Monitor Prawa Handlowego

no. 2/2017

Closed-end investment funds in Poland – expected consequences of legislative changes which entered into force last in 2016 r.

Kamil Sieczka
Autor jest radcą prawnym, członkiem OIRP w Warszawie, praktykiem prawa rynków kapitałowych, obecnie dyrektorem departamentu prawnego w jednym z towarzystw funduszy inwestycyjnych działających w Polsce.
Abstract

The package of changes implementing EU legislation which came into force as of the end of the year, including Directive no. 2011/61/EU of 8.6.2011 (AIFM Directive) and Directive no. 2014/91/EU of 23.7.2014 (UCITS V Directive) initiated a number of transformation in the functioning of the capital market in Poland aimed at creating effective external and internal supervision of alternative investment fund managers (AIMFD), in which type the new legislation includes also CEFs.

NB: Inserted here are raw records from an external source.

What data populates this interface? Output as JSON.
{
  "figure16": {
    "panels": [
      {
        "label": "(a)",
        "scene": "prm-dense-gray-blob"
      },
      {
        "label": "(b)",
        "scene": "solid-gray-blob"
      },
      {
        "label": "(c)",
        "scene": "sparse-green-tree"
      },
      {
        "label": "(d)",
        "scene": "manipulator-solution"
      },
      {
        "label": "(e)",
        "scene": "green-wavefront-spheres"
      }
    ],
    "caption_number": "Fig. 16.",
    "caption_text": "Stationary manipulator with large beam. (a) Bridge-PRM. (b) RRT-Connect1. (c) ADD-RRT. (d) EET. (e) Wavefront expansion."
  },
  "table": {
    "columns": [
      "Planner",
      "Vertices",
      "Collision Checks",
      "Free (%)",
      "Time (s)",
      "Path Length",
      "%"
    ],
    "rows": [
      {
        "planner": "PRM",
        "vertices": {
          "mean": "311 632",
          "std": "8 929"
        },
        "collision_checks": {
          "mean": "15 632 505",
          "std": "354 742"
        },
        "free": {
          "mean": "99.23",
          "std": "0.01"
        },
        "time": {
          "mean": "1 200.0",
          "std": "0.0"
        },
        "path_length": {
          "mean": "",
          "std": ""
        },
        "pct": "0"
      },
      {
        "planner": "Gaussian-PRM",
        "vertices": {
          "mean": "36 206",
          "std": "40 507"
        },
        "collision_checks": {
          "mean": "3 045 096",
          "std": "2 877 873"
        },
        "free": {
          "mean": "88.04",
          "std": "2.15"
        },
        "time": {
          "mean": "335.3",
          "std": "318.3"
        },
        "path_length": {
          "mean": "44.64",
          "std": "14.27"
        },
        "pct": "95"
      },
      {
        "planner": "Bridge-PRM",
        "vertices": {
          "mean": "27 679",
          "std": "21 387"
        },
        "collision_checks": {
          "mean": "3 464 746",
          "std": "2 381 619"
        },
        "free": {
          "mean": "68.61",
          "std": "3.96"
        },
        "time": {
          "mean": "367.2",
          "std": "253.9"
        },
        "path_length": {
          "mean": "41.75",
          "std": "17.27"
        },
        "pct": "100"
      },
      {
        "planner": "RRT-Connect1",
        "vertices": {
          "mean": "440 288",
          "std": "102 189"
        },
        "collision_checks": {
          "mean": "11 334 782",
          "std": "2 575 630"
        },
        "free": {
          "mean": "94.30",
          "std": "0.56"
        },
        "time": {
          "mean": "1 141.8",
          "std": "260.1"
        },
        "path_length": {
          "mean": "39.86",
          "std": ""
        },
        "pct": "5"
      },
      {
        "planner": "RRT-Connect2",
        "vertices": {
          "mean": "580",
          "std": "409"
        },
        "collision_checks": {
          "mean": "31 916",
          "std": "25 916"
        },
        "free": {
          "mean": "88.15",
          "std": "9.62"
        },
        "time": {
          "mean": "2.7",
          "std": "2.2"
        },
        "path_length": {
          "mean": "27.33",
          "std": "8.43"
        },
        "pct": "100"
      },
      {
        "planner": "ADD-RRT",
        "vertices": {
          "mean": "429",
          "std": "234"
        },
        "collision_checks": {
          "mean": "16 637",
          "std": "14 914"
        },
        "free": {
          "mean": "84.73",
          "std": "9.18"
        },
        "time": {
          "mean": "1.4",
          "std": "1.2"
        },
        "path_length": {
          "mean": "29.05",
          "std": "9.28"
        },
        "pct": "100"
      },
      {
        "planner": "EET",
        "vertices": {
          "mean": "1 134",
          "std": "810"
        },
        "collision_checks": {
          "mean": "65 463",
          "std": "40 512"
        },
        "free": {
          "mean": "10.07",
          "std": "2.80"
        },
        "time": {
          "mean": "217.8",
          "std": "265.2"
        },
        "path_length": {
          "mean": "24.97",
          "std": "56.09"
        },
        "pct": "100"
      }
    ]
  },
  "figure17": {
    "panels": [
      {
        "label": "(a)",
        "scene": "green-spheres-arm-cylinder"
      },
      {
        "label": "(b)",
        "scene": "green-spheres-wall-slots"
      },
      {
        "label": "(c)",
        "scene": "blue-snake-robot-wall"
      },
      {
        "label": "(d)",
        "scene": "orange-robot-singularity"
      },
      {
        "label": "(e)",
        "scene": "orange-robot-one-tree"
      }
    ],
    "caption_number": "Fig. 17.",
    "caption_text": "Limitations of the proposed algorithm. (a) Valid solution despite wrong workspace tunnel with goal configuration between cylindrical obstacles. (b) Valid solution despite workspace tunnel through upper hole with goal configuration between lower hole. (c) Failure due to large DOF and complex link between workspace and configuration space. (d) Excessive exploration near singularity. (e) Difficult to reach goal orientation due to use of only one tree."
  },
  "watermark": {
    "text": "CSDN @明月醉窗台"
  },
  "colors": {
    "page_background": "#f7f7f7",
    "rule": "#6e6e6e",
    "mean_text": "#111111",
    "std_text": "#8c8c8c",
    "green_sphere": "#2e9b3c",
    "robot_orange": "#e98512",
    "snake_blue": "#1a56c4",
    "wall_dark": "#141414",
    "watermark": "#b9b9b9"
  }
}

In the first place, the introduced changes should be praised as in fact they shall make the investment fund market, in particular CEFs more effective monitored, supervised and managed, thus minimizing risks generated thereby for investors and clients, and therefore also shall contribute to the stability of the entire capital market. This end is to be served by the additional information duties with respect to CEFs – to the FSA, including the catalogue of reportable CEF operations, and introduction of a duty to elaborate standard information for clients. The same goal is pursued by the requirement to implement a risk management system relative to CEF operations, including the setting of a system of internal limits, in particular as concerns leverage, as well as setting methods and rules for determination of exposure.

However, the new legislation puts considerable challenges before the managers at the operative and regulative level. It is feared that in many cases the additional costs and work connected with increased regulative duties will turn out too high for the managers.